Büyük Allahım! Şafak nasıl alev alev yanıyor! Yanımda melek yüzlü, ağlayıp sızlayan, bende arzudan yerinde duramama, acıma duygusu uyandıran bir yol arkadaşım var. Kimim ben öyleyse? Dünyanın en mutlu insanı. Cebimde hep küçük bir tuz torbası taşırım. Her zaman bir bahçeden patates çalabilirim. Peki bunun ötesinde ne var? İhtirasların çatıştığı karmakarışık bir dünya… İnteligentsia’mızın akıbeti üzerine düşündüm Daria Dimitrievna; uzun uzun düşündüm. Bütün bunların uzaktan yakından Ruslukla ilişkisi olmadığını size söylemek zorundayım. İşte bunun için rüzgâr bizim aydınları darmadağın etti ve işte yazık ki ortada boş bir alan kaldı… Bana gelince, işinden atılmış bir papaz olarak, eteklerim zil çala çala gidiyorum ve daha uzun süre bundan haz duymak niyetindeyim…” Kuzma Kuzmiç olmasaydı Daşa umutsuzluğa düşecekti. Kuzma Kuzmiç hiç sıkılmıyordu. Güneş doğarken, çırılçıplak stebin ortasında tek ağacı olmayan bir çiftliğe vardılar. Atların avlusu bomboştu, evin toprak damı yangından kararmıştı. Saçları ağarmış, suratsız ihtiyar bir Kazak onları kuyunun yanında karşıladı. Elinde bir tüfek vardı. Çatılmış kaşlarının altındaki öfkeli gözleri parlıyordu. — Gidin yolunuza! diye bağırdı. Kuzma Kuzmiç ihtiyarı yola getirmekte güçlük çekmedi: — Güzel bir tutsak geçti eline, babalık, acımazsan şayet! Gece gündüz devrimden kaçıyoruz, ayaklarımız kan içinde, dilimiz kurudu sussuzluktan.
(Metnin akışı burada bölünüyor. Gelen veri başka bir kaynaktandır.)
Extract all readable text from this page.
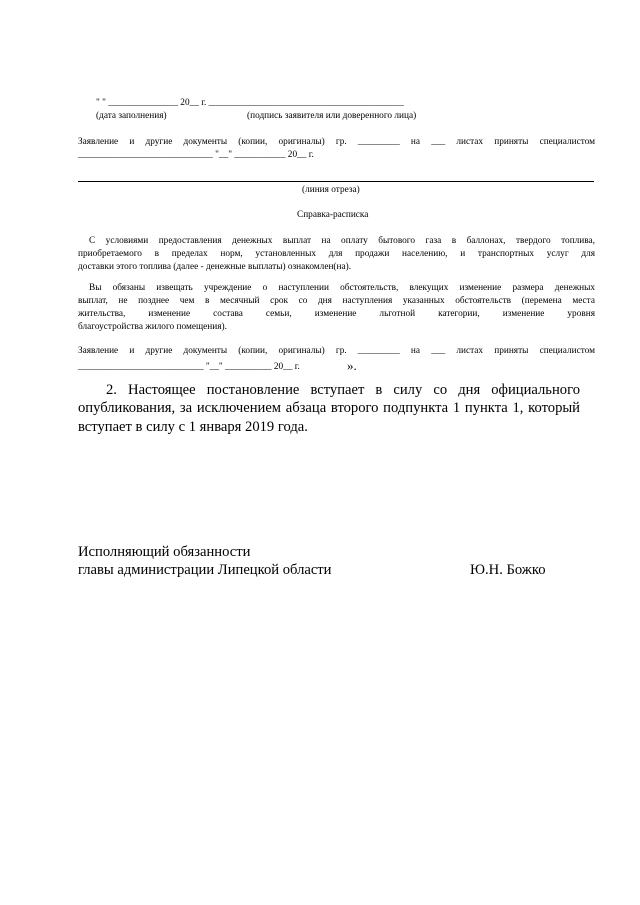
" " _______________ 20__ г. __________________________________________
(дата заполнения)	(подпись заявителя или доверенного лица)
Заявление и другие документы (копии, оригиналы) гр. _________ на ___ листах приняты специалистом
_____________________________ "__" ___________ 20__ г.
(линия отреза)
Справка-расписка
С условиями предоставления денежных выплат на оплату бытового газа в баллонах, твердого топлива,
приобретаемого в пределах норм, установленных для продажи населению, и транспортных услуг для
доставки этого топлива (далее - денежные выплаты) ознакомлен(на).
Вы обязаны извещать учреждение о наступлении обстоятельств, влекущих изменение размера денежных
выплат, не позднее чем в месячный срок со дня наступления указанных обстоятельств (перемена места
жительства, изменение состава семьи, изменение льготной категории, изменение уровня
благоустройства жилого помещения).
Заявление и другие документы (копии, оригиналы) гр. _________ на ___ листах приняты специалистом
___________________________ "__" __________ 20__ г.	».
2. Настоящее постановление вступает в силу со дня официального
опубликования, за исключением абзаца второго подпункта 1 пункта 1, который
вступает в силу с 1 января 2019 года.
Исполняющий обязанности
главы администрации Липецкой области	Ю.Н. Божко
Yap şu iyiliği bize: Sık bir kurşun… Zaten gidecek yerimiz yok. İhtiyar yumuşadı hemen, gözleri bile yaşlandı. Oğulları Mamontof’un kolordusuna alınmıştı; iki gelini de yakındaki köylerine gitmek için çiftliği terk etmişlerdi. Bu yıl toprak işlenmemişti. Kızıllar gelmiş: Atını savaş salması olarak almışlardı; beyazlar gelmiş: Kümes hayvanlarını savaş salması olarak almışlardı. İhtiyar, geçen yıldan kalma tütünü ve küflü bir ekmek parçasıyla yalnız başına yaşıyordu… İki yolcu çiftlikte dinlenip geceleyin Çaritsin yönünde yola çıktılar. O yoldan güneye inmeleri daha kolaydı. Sadece geceleri yürüyorlardı; gündüzleri, geçen yıldan kalma saman yığınlarının içinde uyuyorlardı. Kuzma Kuzmiç insanların oturduğu yerlerden kaçıyordu. Bir gün bir tepenin üzerinde durmuş, yuvarlak bir su birikintisinin çevresinde küçük beyaz evleri serpiştirilmiş olan köye bakarlarken: — Devrimizin insanı, demişti, kitle halindeyken, ne istediğini bilmeyenler için belki tehlikelidir. Ne istendiğini bilmemek, işte alışılmamış, hatta şüpheli şey. Rus insanının ateşli bir yaradılışı vardır, Daria Dimitrievna, kendini beğenmiştir, gücünü ölçemez. Gücünü aşan, ama kul köle edici bir görev verin ona, size minnettar kalıp teşekkür edecektir… Ama siz şu köye inmeye görün, merakla sorguya çekeceklerdir sizi. Ne cevap verebilirsiniz? Aydın olduğunuzu, hiçbir sorunu halledemediğinizi, hiçbir alanda hiçbir şeyi çözemediğinizi… Daşa mırıldanarak: — Rahat bırakın beni, dedi. Özsaygısı ve keyifsizliği nedeniyle Daşa boşuna kafa tutuyordu.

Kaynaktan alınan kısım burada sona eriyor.